The non-availability of petroleum products in most filling stations in Port Harcourt is now a serious concern for commercial bus operators.
Some motorists who spoke to naij.com about the agonies they are subjected to said that the long hours spent queuing at fuel stations is affecting their business. This is even worst as black marketers have taken advantage of the situation to sell petroleum product at exorbitant prices.
Some of the black market petroleum dealers said that they now sell a litre of petrol at one hundred and twenty naira as against the official pump price of N86.50. Meanwhile the Nigerian Union of Petroleum and Natural Gas Workers, Port Harcourt zone has accused the Department of Petroleum Resources ( DPR) in the zone of failing to monitor activities of depot owners and Independent Petroleum Marketers Association of Nigeria. The NUPENG zonal chairman, Godwin Eruba said the inability of the DPR to do the job by monitoring depot owners who refuse to sell their products described the current fuel scarcity in Rivers state as sabotage. “NUPENG is not on strike and we do not intend be on strike. DPR officials should leave the comfort of their offices and monitor the depot owners who are sabotaging the efforts of the federal government to reduce the pump price of petrol to N86 and N86.50 per litre”
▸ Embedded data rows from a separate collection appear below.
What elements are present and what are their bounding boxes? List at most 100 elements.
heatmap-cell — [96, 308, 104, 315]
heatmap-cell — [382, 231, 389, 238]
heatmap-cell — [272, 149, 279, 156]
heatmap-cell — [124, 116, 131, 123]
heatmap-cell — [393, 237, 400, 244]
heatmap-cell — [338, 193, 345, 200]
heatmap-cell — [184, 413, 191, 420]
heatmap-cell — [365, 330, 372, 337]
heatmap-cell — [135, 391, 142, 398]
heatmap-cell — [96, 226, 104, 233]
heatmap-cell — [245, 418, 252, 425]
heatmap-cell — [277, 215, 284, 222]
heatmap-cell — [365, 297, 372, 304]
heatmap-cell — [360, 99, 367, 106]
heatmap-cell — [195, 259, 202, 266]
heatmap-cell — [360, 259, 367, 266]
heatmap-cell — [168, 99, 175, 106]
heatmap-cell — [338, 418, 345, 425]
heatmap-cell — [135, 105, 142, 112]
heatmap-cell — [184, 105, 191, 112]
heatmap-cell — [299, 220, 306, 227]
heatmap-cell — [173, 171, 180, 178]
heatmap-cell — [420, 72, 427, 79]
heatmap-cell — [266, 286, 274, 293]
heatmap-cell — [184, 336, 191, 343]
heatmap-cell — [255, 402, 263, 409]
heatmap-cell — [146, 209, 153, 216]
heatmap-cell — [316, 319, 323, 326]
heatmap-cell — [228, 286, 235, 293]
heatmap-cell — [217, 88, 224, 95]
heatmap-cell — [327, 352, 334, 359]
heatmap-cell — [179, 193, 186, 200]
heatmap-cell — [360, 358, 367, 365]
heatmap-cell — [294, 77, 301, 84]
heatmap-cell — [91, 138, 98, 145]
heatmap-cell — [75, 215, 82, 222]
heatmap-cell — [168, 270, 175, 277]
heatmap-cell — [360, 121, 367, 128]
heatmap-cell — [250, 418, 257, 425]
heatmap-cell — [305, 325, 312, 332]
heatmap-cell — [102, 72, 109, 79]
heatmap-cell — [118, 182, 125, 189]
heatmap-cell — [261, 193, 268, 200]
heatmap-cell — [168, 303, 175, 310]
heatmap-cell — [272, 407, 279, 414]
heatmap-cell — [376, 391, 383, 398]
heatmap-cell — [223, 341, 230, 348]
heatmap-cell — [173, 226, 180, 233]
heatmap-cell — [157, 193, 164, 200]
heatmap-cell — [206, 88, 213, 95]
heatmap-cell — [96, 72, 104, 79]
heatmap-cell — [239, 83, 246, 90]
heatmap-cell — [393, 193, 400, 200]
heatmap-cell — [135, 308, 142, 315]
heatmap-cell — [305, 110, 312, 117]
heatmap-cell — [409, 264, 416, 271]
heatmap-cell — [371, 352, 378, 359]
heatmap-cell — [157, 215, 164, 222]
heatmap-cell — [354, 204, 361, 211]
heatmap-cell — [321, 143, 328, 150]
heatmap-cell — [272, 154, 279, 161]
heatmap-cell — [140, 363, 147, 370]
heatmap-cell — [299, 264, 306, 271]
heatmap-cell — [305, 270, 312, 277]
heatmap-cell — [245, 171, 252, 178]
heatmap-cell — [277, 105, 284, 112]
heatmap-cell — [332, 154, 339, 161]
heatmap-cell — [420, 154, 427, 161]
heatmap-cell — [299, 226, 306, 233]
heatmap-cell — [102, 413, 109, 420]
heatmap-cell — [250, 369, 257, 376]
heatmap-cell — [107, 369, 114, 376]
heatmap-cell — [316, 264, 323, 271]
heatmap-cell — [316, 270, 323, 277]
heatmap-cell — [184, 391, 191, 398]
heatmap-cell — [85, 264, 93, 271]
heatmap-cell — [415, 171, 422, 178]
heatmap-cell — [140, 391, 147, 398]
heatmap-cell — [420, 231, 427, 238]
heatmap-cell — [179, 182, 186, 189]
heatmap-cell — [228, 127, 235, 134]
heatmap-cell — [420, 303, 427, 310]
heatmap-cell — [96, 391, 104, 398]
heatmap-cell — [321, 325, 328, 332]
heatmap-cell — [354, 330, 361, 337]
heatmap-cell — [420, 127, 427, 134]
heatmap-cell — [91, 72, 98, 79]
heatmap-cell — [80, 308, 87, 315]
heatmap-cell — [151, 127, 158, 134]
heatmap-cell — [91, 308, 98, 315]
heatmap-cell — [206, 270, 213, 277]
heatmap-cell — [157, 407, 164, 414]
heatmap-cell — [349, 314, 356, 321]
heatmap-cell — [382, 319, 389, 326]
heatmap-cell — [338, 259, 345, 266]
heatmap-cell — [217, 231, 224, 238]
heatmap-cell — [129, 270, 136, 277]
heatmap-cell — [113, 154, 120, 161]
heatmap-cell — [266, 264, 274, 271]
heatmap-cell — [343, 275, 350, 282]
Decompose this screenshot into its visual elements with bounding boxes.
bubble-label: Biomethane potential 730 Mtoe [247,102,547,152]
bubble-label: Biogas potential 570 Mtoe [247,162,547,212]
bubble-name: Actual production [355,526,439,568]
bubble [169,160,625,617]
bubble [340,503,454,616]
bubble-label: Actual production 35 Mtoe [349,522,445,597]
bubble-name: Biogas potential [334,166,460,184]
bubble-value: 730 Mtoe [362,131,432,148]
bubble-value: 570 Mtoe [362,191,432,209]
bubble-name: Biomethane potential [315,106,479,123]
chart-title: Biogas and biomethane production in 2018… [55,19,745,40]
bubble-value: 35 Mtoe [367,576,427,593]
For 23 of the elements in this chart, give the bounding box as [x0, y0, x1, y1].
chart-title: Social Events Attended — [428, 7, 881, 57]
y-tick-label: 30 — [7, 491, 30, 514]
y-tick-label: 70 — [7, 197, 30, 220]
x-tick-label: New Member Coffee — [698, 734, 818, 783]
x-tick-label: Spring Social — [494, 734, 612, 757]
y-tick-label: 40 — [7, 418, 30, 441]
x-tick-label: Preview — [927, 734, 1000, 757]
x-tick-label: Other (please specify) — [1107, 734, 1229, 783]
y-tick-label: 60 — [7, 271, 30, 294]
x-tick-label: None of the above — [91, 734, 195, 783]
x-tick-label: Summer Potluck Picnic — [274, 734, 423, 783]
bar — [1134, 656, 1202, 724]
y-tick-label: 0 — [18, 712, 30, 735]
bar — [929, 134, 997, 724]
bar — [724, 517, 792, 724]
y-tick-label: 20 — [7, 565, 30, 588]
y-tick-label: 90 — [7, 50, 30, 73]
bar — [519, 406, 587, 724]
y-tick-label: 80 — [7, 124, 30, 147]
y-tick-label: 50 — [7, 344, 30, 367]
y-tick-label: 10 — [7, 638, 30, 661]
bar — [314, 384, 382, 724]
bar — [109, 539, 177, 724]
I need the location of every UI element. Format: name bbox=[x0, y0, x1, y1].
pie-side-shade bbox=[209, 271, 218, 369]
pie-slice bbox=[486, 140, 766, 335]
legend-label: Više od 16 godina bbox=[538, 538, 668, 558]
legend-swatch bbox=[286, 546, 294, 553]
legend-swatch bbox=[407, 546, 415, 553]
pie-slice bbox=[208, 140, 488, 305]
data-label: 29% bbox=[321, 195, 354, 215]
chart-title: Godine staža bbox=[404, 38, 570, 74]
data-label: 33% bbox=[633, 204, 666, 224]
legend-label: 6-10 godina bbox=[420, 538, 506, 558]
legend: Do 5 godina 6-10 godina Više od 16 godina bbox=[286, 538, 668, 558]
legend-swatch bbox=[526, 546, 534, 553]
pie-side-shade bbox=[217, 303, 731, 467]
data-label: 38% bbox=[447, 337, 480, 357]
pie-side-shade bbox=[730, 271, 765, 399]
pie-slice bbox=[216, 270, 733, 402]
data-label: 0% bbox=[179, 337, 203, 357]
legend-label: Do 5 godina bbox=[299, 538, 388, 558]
Eruba also advised independent marketers to buy product directly from the NNPC in order to sell at the approved pump price of eighty six naira fifty kobo. He lamented that while Rivers state is the centre of petroleum industry in West Africa, with two refineries and petroleum products depots littered all over the state capital yet the state is persistently experiencing fuel scarcity even when other states have normal supplies. Comrade Eruba partially heaps the blame at the doorsteps of DPR for its inability to carry out monitoring and sanctioning defaulting petroleum products dealers.